Fassbinder brilliantly unfolds Doblin's view of
post-World War 1 Germany as a human slaughterhouse,
haunted by unemployment and inflation. Within that
grim picture, Doblin saw Franz as a big "good-natured
"I am Biberkopf," Fassbinder often insisted,
despite his own inexhaustible talent and the thirst
for alcohol and drugs that led to his death at 36.
When I met Fassbinder in Munich during the shooting
of "Berlin Alexanderplatz," he told me
that was the first book he had read "in which
the city is the theme and not just a location. The
main character is ruined by believing in the good
of man instead of realizing that society can't be
good. He is ruined by the exploitation of his feelings.
No, 'feelings' is not the right word. He is ruined
by the exploitation of his love and friendship. This
is the theme in all my films."
Biberkopf's ghost hovered over Fassbinder's first
film, "Love is Colder than Death" (1969).
In it, Fassbinder himself played an ex-convict named
Franz who tries to resist new involvement in crime.
In "Fox and His Friends" (1975), Fassbinder
stars as a self-destructive character named Franz
Biberkopf, a lower-class loser in a homosexual circle
riddled with its own peculiar snobbery and pretensions.
The Biberkopf of "Berlin Alexanderplatz" is
both a victim and a victimizer, with only the dimmest
perception that he is playing either role.
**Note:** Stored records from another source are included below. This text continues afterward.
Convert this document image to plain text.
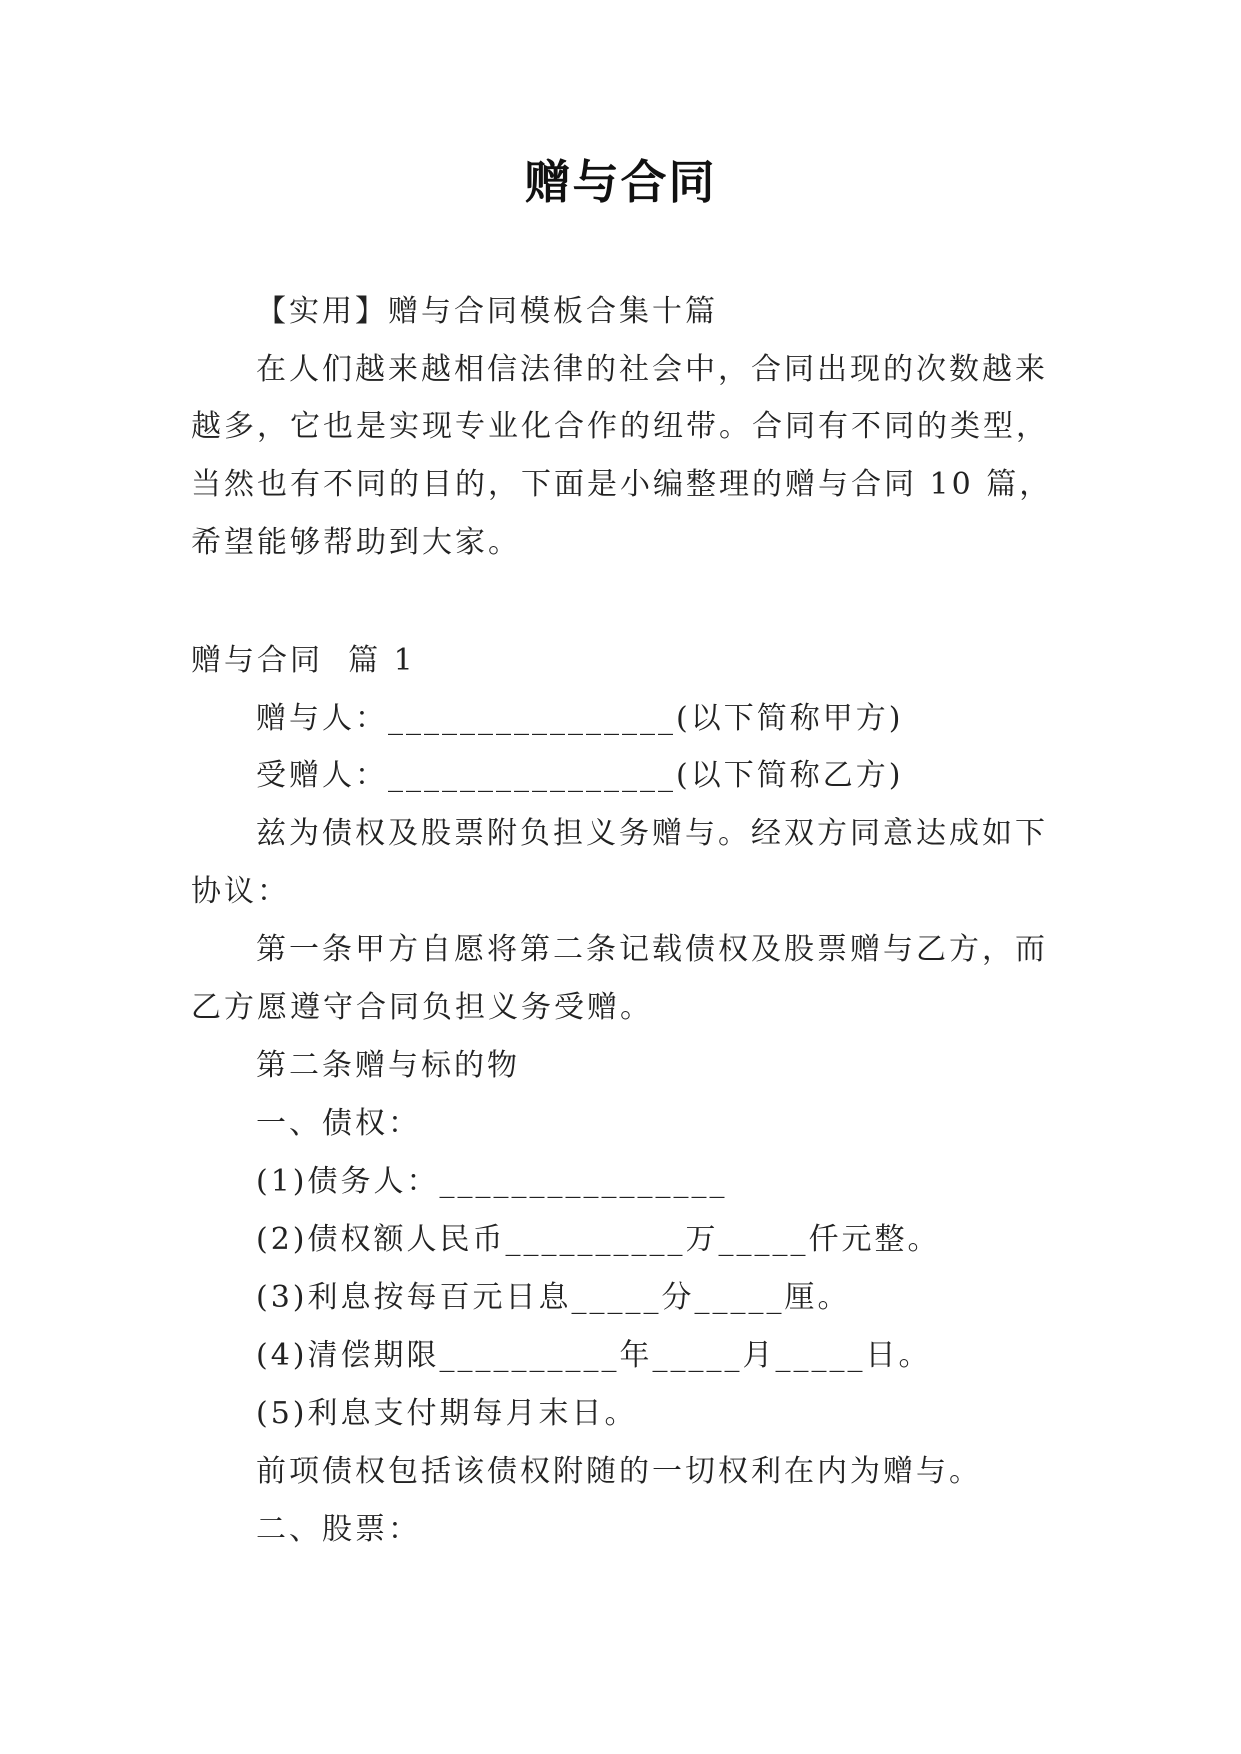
赠与合同
【实用】赠与合同模板合集十篇
在人们越来越相信法律的社会中，合同出现的次数越来
越多，它也是实现专业化合作的纽带。合同有不同的类型，
当然也有不同的目的，下面是小编整理的赠与合同 10 篇，
希望能够帮助到大家。
赠与合同  篇 1
赠与人：________________(以下简称甲方)
受赠人：________________(以下简称乙方)
兹为债权及股票附负担义务赠与。经双方同意达成如下
协议：
第一条甲方自愿将第二条记载债权及股票赠与乙方，而
乙方愿遵守合同负担义务受赠。
第二条赠与标的物
一、债权：
(1)债务人：________________
(2)债权额人民币__________万_____仟元整。
(3)利息按每百元日息_____分_____厘。
(4)清偿期限__________年_____月_____日。
(5)利息支付期每月末日。
前项债权包括该债权附随的一切权利在内为赠与。
二、股票：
He is
scarcely out of prison for a few hours when he has
Ida's not-too-reluctant sister down on the floor
scarcely resisting the feral bite on her throat that
is Biberkopf's fierce prelude to sexual satisfaction.
Women are always welcoming him , and although he
has vague urges to stay faithful, he rarely does.
When he meets Reinhold, a tortured crook who can't
bear being with a woman for more than a month, Franz
agrees to take each one off Reinhold's hands with
only the slightest degree of comprehension or shame
about his own duplicity.
Displaying the same lack of perception, Franz persists
in regarding Reinhold as his dear friend even after
he involves him in a robbery and throws him out of
a speeding van to get rid of him. Reinhold's first
betrayal results in the loss of Franz's arm, but
the worst is still to come and ultimately leads to
Franz's total disintegration.
As Franz, the heavy, sluggish-looking Gunter Lamprecht
turns in the performance of a lifetime. His plodding
attempts to stay honest by peddling tie clips, shoelaces,
sex books and Nazi newspapers are presented with
stolid self-sufficiency, but the expressions on his
face are marvelous when he has ponderously thought
his way through to some utterly banal observation
about his life and times.
Every performer in Fassbinder's repertory seems
inspired, and they all show new dimensions of their
talents: Gottfried John as the sexually agonized
Reinhold; Hanna Schygulla, extraordinarily beautiful
as his loving and still loyal former mistress, a whore
who now has richer digs; Elisabeth Trissenaar as
the adoring Lina, who tries to help him stay on the
straight and narrow path; Brigitte Mira as his steadfast
and accommodating landlady; Hark Bohm as the sinister,
self-serving Luders and Frank Buchrieser as Meck,
Franz's erstwhile "father" figure.
Fassbinder has magnificently re-created the bleak
atmosphere of Berlin in the late '20s, the dark ambience
occasionally transformed with flashing neon lavender
and amber glows in the expressively moody cinematography
by Xaver Schwarzenberger.
Overall, it clocks in at 15 hours, but I'll bet
the viewer will be hooked from the first episode.